Bien sûr, c'est mieux de les regarder en face. Comme eux. Klaus range son arme dans son étui d'épaule. Dommage qu'il était au loin. Klaus cherche en même temps d'effacer les souvenirs qui émergent, et de les chérir . "Tu es toujours si loin, Klaus." Les sales pédés savaient que c'était possible. Même probable. Il y avait des rumeurs partout. Iron Klaus est devenu fou. Il a disparu. Il a déserté. Il a laissé derrière lui une traînée de sang.

Klaus n'est pas devenu fou. Il a diversifié. Quelle est la différence entre tuer pour l'OTAN et tuer en toute indépendance ? Couper l'intermédiaire. L'OTAN est là pour défendre le capitalisme contre le communisme, n'est-ce pas ? Donc, bienvenue dans l'entreprise privée. Klaus va où il y a du travail. Et il y en a partout. Il suffit de se déplacer. Du point de vue du capitalisme, se déplacer donne même du travail à l'industrie de l'aviation.
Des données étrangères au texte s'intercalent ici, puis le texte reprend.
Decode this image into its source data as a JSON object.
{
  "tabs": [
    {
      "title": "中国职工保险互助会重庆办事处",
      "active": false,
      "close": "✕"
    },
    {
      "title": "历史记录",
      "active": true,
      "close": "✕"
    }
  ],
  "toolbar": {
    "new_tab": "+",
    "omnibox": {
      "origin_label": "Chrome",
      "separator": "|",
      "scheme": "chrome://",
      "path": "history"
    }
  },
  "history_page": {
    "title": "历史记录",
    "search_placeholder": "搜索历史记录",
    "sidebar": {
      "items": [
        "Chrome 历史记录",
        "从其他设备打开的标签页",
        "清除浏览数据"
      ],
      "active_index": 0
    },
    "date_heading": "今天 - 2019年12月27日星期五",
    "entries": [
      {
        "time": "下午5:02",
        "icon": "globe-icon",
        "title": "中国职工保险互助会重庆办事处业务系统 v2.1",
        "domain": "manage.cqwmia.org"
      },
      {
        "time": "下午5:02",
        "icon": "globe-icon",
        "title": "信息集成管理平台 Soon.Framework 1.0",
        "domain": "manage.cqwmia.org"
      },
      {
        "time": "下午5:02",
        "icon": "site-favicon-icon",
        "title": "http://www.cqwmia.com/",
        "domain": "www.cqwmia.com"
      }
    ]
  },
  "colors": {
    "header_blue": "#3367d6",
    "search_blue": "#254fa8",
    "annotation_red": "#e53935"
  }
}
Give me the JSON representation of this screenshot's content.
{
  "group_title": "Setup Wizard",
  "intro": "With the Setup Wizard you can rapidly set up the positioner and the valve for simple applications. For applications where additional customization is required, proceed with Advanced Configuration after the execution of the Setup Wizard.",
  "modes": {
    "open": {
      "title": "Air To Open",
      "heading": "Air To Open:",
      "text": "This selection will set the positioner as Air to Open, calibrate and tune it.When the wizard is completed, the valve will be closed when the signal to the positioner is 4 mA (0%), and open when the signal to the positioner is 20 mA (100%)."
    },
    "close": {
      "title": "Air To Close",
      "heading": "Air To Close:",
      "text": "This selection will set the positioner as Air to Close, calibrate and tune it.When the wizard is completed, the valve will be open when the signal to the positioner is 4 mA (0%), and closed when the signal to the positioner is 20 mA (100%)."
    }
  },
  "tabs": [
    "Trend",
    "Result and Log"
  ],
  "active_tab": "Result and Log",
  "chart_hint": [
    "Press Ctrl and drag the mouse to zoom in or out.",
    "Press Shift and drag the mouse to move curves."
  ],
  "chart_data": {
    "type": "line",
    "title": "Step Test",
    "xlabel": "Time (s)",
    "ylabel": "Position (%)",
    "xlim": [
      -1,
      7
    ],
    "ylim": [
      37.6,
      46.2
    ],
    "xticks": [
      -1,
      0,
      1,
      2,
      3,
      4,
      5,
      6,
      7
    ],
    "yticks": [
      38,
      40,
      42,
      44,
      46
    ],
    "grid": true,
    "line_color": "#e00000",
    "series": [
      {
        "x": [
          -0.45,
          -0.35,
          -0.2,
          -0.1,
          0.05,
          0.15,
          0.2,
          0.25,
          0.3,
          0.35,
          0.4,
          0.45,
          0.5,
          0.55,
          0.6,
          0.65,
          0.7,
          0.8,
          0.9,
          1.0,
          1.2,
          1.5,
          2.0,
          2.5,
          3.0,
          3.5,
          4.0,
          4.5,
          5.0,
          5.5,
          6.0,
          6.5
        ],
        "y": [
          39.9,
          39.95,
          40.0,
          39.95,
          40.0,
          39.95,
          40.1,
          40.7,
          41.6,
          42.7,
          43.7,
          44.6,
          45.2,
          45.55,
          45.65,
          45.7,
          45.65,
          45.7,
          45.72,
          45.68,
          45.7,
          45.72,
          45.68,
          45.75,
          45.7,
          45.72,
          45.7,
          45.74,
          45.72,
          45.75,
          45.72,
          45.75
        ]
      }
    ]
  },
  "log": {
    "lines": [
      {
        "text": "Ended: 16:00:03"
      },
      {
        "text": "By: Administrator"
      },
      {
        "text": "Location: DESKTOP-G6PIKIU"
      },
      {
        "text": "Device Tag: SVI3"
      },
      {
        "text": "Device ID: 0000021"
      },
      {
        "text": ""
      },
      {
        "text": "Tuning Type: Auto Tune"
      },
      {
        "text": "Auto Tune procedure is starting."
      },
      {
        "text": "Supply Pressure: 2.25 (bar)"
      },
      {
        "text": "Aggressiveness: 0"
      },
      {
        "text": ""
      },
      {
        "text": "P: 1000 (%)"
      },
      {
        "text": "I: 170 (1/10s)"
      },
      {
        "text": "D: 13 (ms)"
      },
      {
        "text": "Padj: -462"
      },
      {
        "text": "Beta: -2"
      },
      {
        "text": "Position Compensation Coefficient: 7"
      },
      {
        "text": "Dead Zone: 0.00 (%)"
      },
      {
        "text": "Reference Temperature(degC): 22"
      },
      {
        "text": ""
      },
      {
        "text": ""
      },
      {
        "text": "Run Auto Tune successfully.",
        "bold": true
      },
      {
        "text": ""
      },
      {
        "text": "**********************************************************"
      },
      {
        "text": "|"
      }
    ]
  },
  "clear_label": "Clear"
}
Se déplacer a emmené Klaus dans ce pays de cons au milieu de nulle part. Assez loin que Klaus a arrêté de parler allemand. De penser en allemand. Ou en anglais. Il n'a plus jamais pensé en allemand—ou en anglais— depuis longtemps. Il aurait préféré un langage moins efféminé, moins débauché; mais les idiots locaux parlent français, donc Klaus parle—pense—en français.

Les deux foutus pédés parlaient en français entre eux. Le petit pédé roux était Français. Ce qui a eu ses avantages. C'est plus satisfaisant de tuer ceux qu'on déteste. La plupart du temps, son travail requiert de tuer des inconnus. C'est donc un bonus quand on connaît sa cible. Quand on peut appuyer sur la gâchette en regardant un visage connu. Le visage de son remplaçant.
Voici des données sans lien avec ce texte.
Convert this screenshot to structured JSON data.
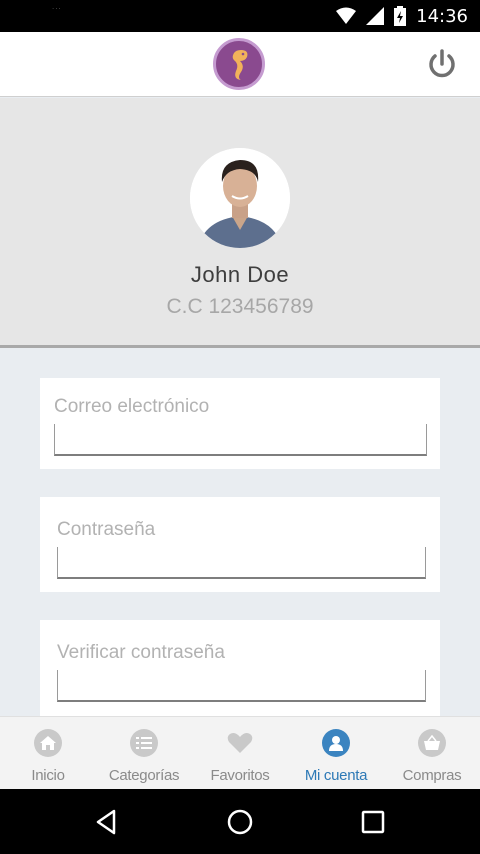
{
  "status_bar": {
    "time": "14:36",
    "notification_text": "..."
  },
  "header": {
    "logo_icon": "seahorse-logo",
    "power_icon": "power-icon"
  },
  "profile": {
    "name": "John Doe",
    "id_text": "C.C 123456789"
  },
  "form": {
    "email_label": "Correo electrónico",
    "email_value": "",
    "password_label": "Contraseña",
    "password_value": "",
    "verify_label": "Verificar contraseña",
    "verify_value": ""
  },
  "bottom_nav": {
    "items": [
      {
        "label": "Inicio",
        "icon": "home-icon"
      },
      {
        "label": "Categorías",
        "icon": "list-icon"
      },
      {
        "label": "Favoritos",
        "icon": "heart-icon"
      },
      {
        "label": "Mi cuenta",
        "icon": "user-icon"
      },
      {
        "label": "Compras",
        "icon": "basket-icon"
      }
    ],
    "active": "Mi cuenta",
    "active_color": "#2d79b6"
  },
  "colors": {
    "brand": "#8a4a8f",
    "accent": "#2d79b6"
  }
}
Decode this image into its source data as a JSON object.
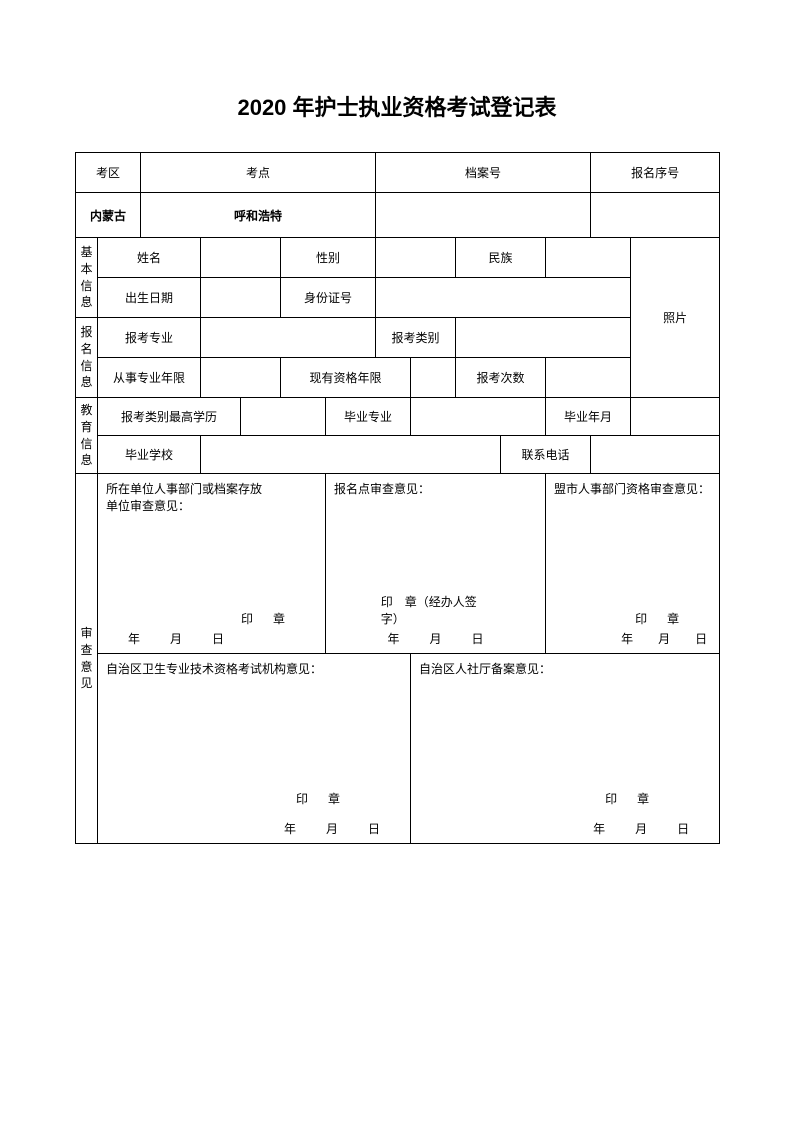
{
  "title": "2020 年护士执业资格考试登记表",
  "headers": {
    "exam_area": "考区",
    "exam_site": "考点",
    "file_no": "档案号",
    "reg_no": "报名序号"
  },
  "values": {
    "exam_area": "内蒙古",
    "exam_site": "呼和浩特"
  },
  "sections": {
    "basic": "基本信息",
    "reg": "报名信息",
    "edu": "教育信息",
    "review": "审查意见"
  },
  "basic": {
    "name": "姓名",
    "gender": "性别",
    "ethnicity": "民族",
    "birth": "出生日期",
    "id_no": "身份证号",
    "photo": "照片"
  },
  "reg_info": {
    "major": "报考专业",
    "category": "报考类别",
    "work_years": "从事专业年限",
    "qual_years": "现有资格年限",
    "exam_count": "报考次数"
  },
  "edu": {
    "highest": "报考类别最高学历",
    "grad_major": "毕业专业",
    "grad_date": "毕业年月",
    "school": "毕业学校",
    "phone": "联系电话"
  },
  "opinions": {
    "unit_line1": "所在单位人事部门或档案存放",
    "unit_line2": "单位审查意见：",
    "exam_site": "报名点审查意见：",
    "city": "盟市人事部门资格审查意见：",
    "region_exam": "自治区卫生专业技术资格考试机构意见：",
    "region_hr": "自治区人社厅备案意见：",
    "stamp": "印章",
    "stamp_sign": "印　章（经办人签字）",
    "date_y": "年",
    "date_m": "月",
    "date_d": "日"
  }
}
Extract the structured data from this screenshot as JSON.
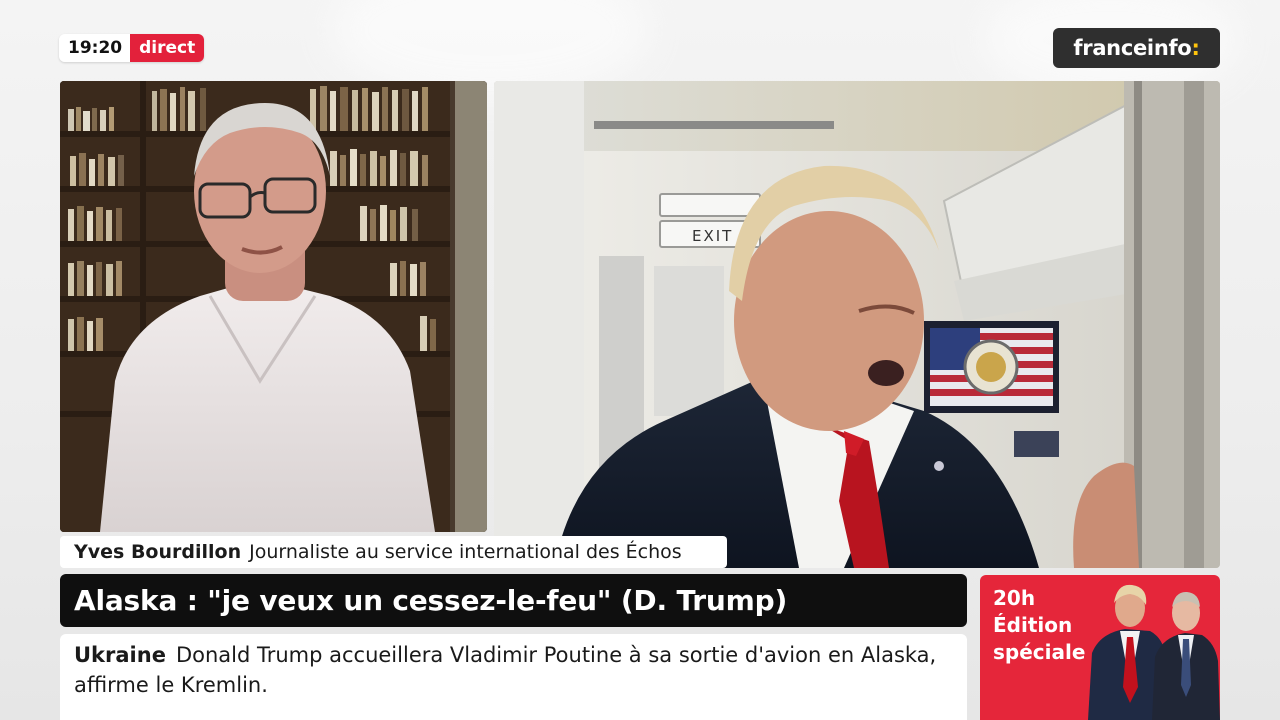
{
  "live_badge": {
    "time": "19:20",
    "label": "direct"
  },
  "brand": {
    "name": "franceinfo",
    "colon": ":"
  },
  "panels": {
    "left": {
      "signage": []
    },
    "right": {
      "exit_sign": "EXIT"
    }
  },
  "nameplate": {
    "name": "Yves Bourdillon",
    "role": "Journaliste au service international des Échos"
  },
  "headline": "Alaska : \"je veux un cessez-le-feu\" (D. Trump)",
  "ticker": {
    "tag": "Ukraine",
    "text": "Donald Trump accueillera Vladimir Poutine à sa sortie d'avion en Alaska, affirme le Kremlin."
  },
  "promo": {
    "line1": "20h",
    "line2": "Édition",
    "line3": "spéciale"
  },
  "colors": {
    "brand_red": "#e3213b",
    "logo_bg": "#2f2f2f",
    "logo_colon": "#ffc40c",
    "headline_bg": "#0f0f0f",
    "promo_bg": "#e5263a"
  }
}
Klaus ne le connaissait pas vraiment. Il ne l'avait pas vu souvent. Mais il l'avait assez vu. Le petit violoniste roux qui apparaissait de plus en plus souvent où il n'avait pas le droit de se trouver, pour des raisons farfelues, opaques comme un rideau de pluie anglaise. Quand il pleut dans les North Downs, le paysage devient un mélange luxuriant de collines bleu-vert, haies serpentines et moutons doux.

Klaus l'avait vu avant Dorian, mais quand Dorian l'avait vu aussi, il n'avait pas pris la peine de le cacher. " J'ai changé d'avis, Klaus." Vouloir vaut mieux que d'avoir, pour Dorian, du moins. " Ça ne marche pas entre nous, Klaus." Dorian ne s'était pas excusé. Il ne s'excusait jamais. Il s'expliquait. " Il y a quelqu'un d'autre, Klaus." C'était comme ça. Au revoir Klaus. Bonjour René.

René. Frêle, fade, roux. Avec une fleur rouge entre ses yeux vu à travers le viseur à croix. Le visage de Dorian rayé du sang jaillissant de René. Le corps de René sur le gravier. Les yeux de Dorian levés vers Klaus, comme s'il pouvait le voir. Le regarder dans les yeux. Il avait déjà tout compris. Il était calme, posé. Le foutu pédé a toujours été courageux.

Klaus avait pris son temps. Il avait respiré profondément. Lentement, dans le silence, il avait rangé son arme. Il s'était levé. Il s'était retourné. Il était parti. Il n'avait pas tiré sur Dorian. Pourquoi le tuer? Mieux de le laisser avec la connaissance de ce qui s'était passé. Ce qu'il avait fait à Klaus. A son cher René.

Au revoir Dorian. Bonjour le nouveau Klaus.